There are those who say "fill up with gas before quitting for the day, so you can just take off in the morning." I'm not necessarily in that camp: if I'm beat, and it's miserably hot at the end of the day, I'll put off refueling until the morning; that was the case today.

So I left Chickasha with a full tank of gas, and headed almost directly north with a tailwind. Still, that first 100 miles took forever. It didn't help that I was constantly slowing for built-up areas around OK City; eventually, though, I made it to the Kansas border. Crossing a state line helps psychologically.

Just after, there was a "Historical" pull-off, so I did. It was a Chisholm Trail exhibit, just a string of rusty silhouette figures, on the actual trail.

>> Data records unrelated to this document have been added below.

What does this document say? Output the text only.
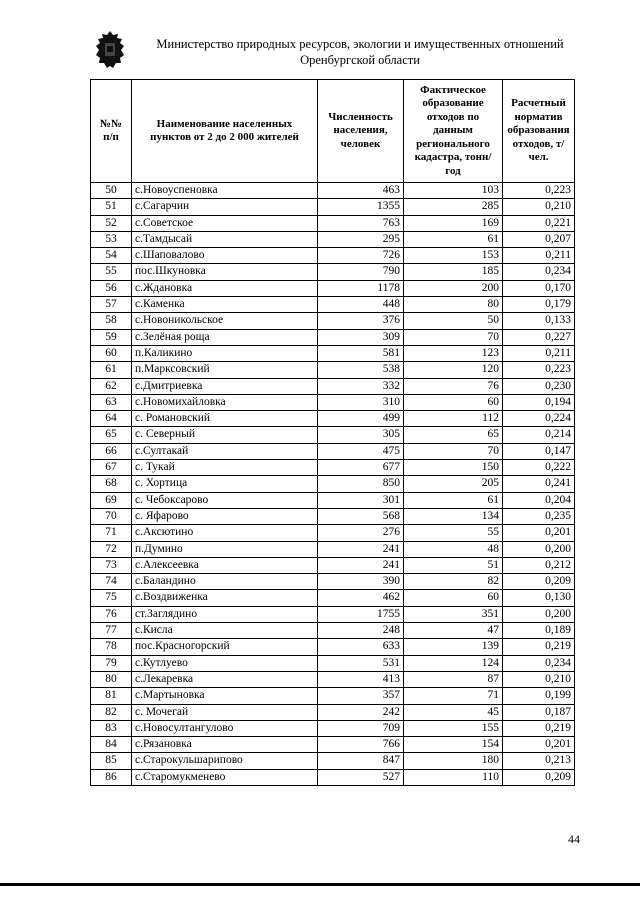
Министерство природных ресурсов, экологии и имущественных отношений
Оренбургской области
№№ п/п	Наименование населенных пунктов от 2 до 2 000 жителей	Численность населения, человек	Фактическое образование отходов по данным регионального кадастра, тонн/год	Расчетный норматив образования отходов, т/чел.
50	с.Новоуспеновка	463	103	0,223
51	с.Сагарчин	1355	285	0,210
52	с.Советское	763	169	0,221
53	с.Тамдысай	295	61	0,207
54	с.Шаповалово	726	153	0,211
55	пос.Шкуновка	790	185	0,234
56	с.Ждановка	1178	200	0,170
57	с.Каменка	448	80	0,179
58	с.Новоникольское	376	50	0,133
59	с.Зелёная роща	309	70	0,227
60	п.Каликино	581	123	0,211
61	п.Марксовский	538	120	0,223
62	с.Дмитриевка	332	76	0,230
63	с.Новомихайловка	310	60	0,194
64	с. Романовский	499	112	0,224
65	с. Северный	305	65	0,214
66	с.Султакай	475	70	0,147
67	с. Тукай	677	150	0,222
68	с. Хортица	850	205	0,241
69	с. Чебоксарово	301	61	0,204
70	с. Яфарово	568	134	0,235
71	с.Аксютино	276	55	0,201
72	п.Думино	241	48	0,200
73	с.Алексеевка	241	51	0,212
74	с.Баландино	390	82	0,209
75	с.Воздвиженка	462	60	0,130
76	ст.Заглядино	1755	351	0,200
77	с.Кисла	248	47	0,189
78	пос.Красногорский	633	139	0,219
79	с.Кутлуево	531	124	0,234
80	с.Лекаревка	413	87	0,210
81	с.Мартыновка	357	71	0,199
82	с. Мочегай	242	45	0,187
83	с.Новосултангулово	709	155	0,219
84	с.Рязановка	766	154	0,201
85	с.Старокульшарипово	847	180	0,213
86	с.Старомукменево	527	110	0,209
44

rusty figures silhouetted on the ridge

I was noticing with apprehension some nasty dark clouds ahead, and was somewhat relieved whenever the road turned east. But then that tailwind was coming from my right, and gusting, pushing me all over the road. Plus every so often the road would head north some, toward the clouds, and I'd be happy when it turned east again.

Eventually, though, the low fuel light came on, and shortly thereafter a convenience store/gas station straight ahead on a frontage road, when 166 bent north. I pulled in, and turned around so I was headed out again, and just as I got the tank bag off the first drops of rain started. The pump wouldn't authorize my credit card; the attendant said "just fill it..." so I did.

By now the storm was blowing full force; I moved the bike into the wind shadow of the store, and joined some other refugees huddled inside. Eventually, the initial fury moderated some, and over the course of the next hour, people came and went as I waited for some lessening in the rainfall. Finally, it lightened a bit, and I figured I'd better get moving, or I'd never get to Iowa.

It continued to rain pretty steadily for the next hour or so as the road headed east; I was seriously considering calling it a day when the rain finally quit and the road bent north-ish. It never did clear up completely, and the road stayed wet as I headed for Kansas City.

I didn't make it that far; I needed gas sooner than I expected (those side winds?) and pulled off in Paola, sighting the Paola Inn & Suites after I refueled. It's a bit more than I wanted to pay (more than double last night's Budget Inn), but comes with breakfast and a wired internet connection.

I'm intending on making it to Dubuque today, although it's raining as I type this and there's a huge cell swirling around Kansas City. I hate starting out in the rain.